Constipation – pardon the pun – stinks If you have ever dealt with this painful condition, then you know exactly what I mean. Don’t worry, you’re not alone in this struggle. Over four million Americans have frequent constipation, and the issue accounts for 2.5 million visits to a physician.
To help prevent becoming one of these statistics and treat constipation if you are already dealing with it, exercise is key. You don’t have to run a marathon, take a “boot camp” class or sign up for hours of CrossFit to get the benefits of exercise. As little as 10-20 minutes of brisk exercise can loosen your system.
How does exercise help the GI tract?
When you move your body quickly, things also move through your intestines faster. When your intestines move slowly, the body absorbs more and more water from the stool, causing it to be rock hard. Exercising eliminates that slow transit time, allowing the stool to remain soft as long as there is adequate water available.
Exercise also improves blood flow to the digestive tract. This increase in blood flow provides for stronger contractions known as peristalsis. Peristalsis is the movement of the gut muscles that push the food and eventually stool through the GI tract in a timely manner.

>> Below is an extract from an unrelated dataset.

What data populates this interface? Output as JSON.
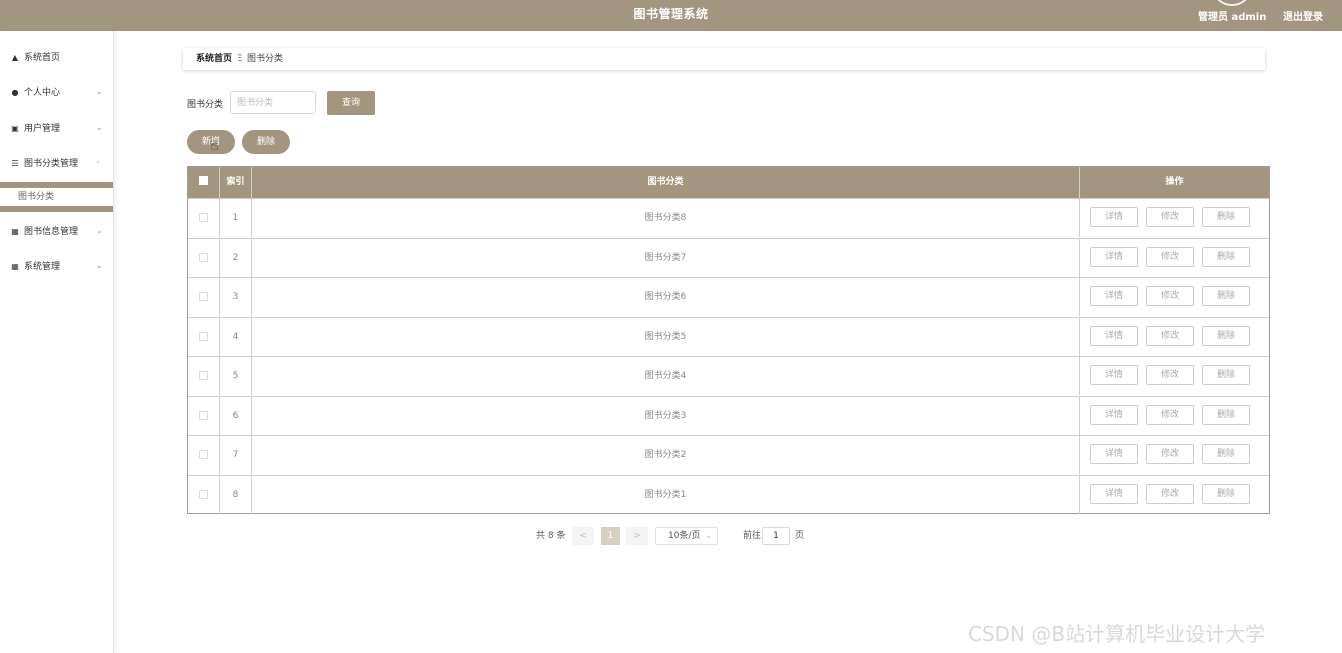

Improved blood flow also provides more digestive enzymes to the gut. Digestive enzymes are essential to proper digestion. Having the proper enzymes present can help eliminate pain, gas, bloating and constipation.
When should you exercise?
The best time of day to exercise is the time of day that you are most likely do it and stick with it. That being said, mornings are the best time if you’re trying to help constipation. While you sleep at night, your body, including your digestive tract, slows down. That early morning jolt of exercise helps wake everything up and get you moving (in more ways than one).
When you plan your workouts, be sure to take into account when you will be eating. Even a small meal can divert the blood flow away from your digestion instead of where you want it to be. If you wait at least an hour after eating, your blood flow will return to normal and will help with your workout.
What exercises are best for constipation?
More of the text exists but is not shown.